The JETP was agreed last year between Indonesia and wealthier nations such as the US, UK and Japan to support Indonesia’s energy transition.
“It’s a win-win because these coal plants are not particularly profitable,” Gray said. “They’re being underutilised and therefore they can be shut down and replaced with something cheaper.” The obvious choice would be solar photovoltaic (PV) power, TransitionZero says, given Indonesia’s sunny climate and the dramatic decline in that technology’s cost in recent years.
However, “the bottleneck is our state-owned enterprise utility PLN”, Fabby Tumiwa, executive director at the Institute for Essential Services Reform (IESR), a Jakarta-based energy think-tank, told me.
The Indonesian state-owned power company is concerned that solar is an intermittent power source that could increase its overall costs, Tumiwa said. And as long as it refuses to close coal power stations that are operating well below capacity, PLN has an incentive to block or avoid measures that would exacerbate that low utilisation rate — such as expanded solar.
Tumiwa said that since 2021, PLN had been trying to “limit the growth of rooftop PV” by restricting the capacity that can be installed by consumers, and lengthening the permit process.
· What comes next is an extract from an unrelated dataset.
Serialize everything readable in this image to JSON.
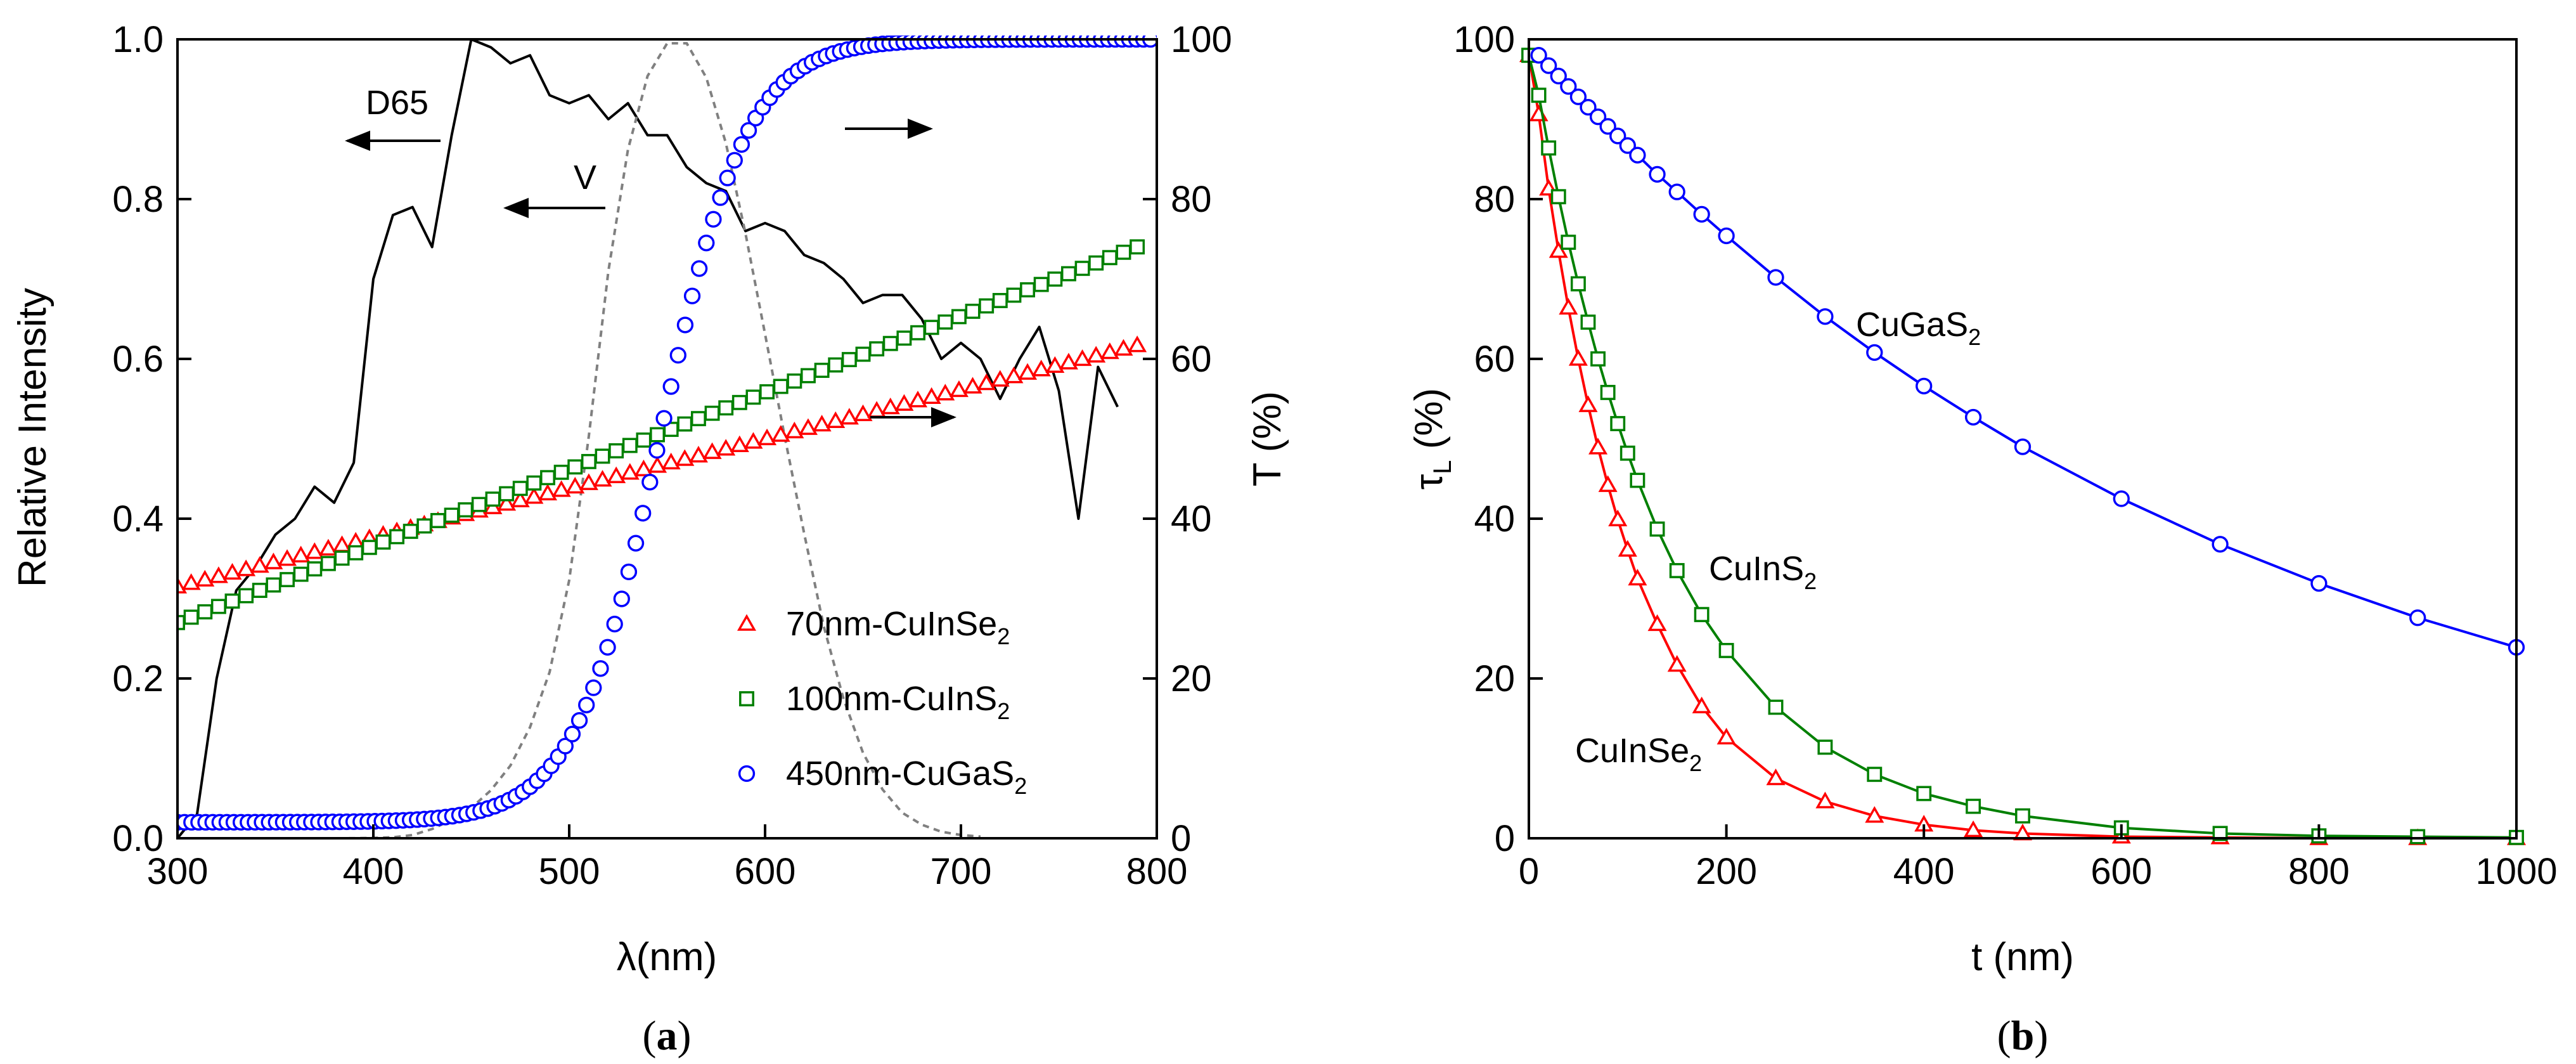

While the utility has laid out plans to expand its mix of solar, its progress so far means PLN will probably miss its targets “not only for PV but also other renewables”, he said. (Kaori Yoshida, Nikkei)
Smart Read
Companies that buy lots of carbon credits are more likely to decarbonise their own supply chains than those which buy just a few, according to analysis of more than 4,000 companies by Trove Research, a data consultancy. Given evidence of the widespread use of bogus offsets, some of which make dubious claims about removing carbon from the atmosphere, it’s a counter-intuitive finding.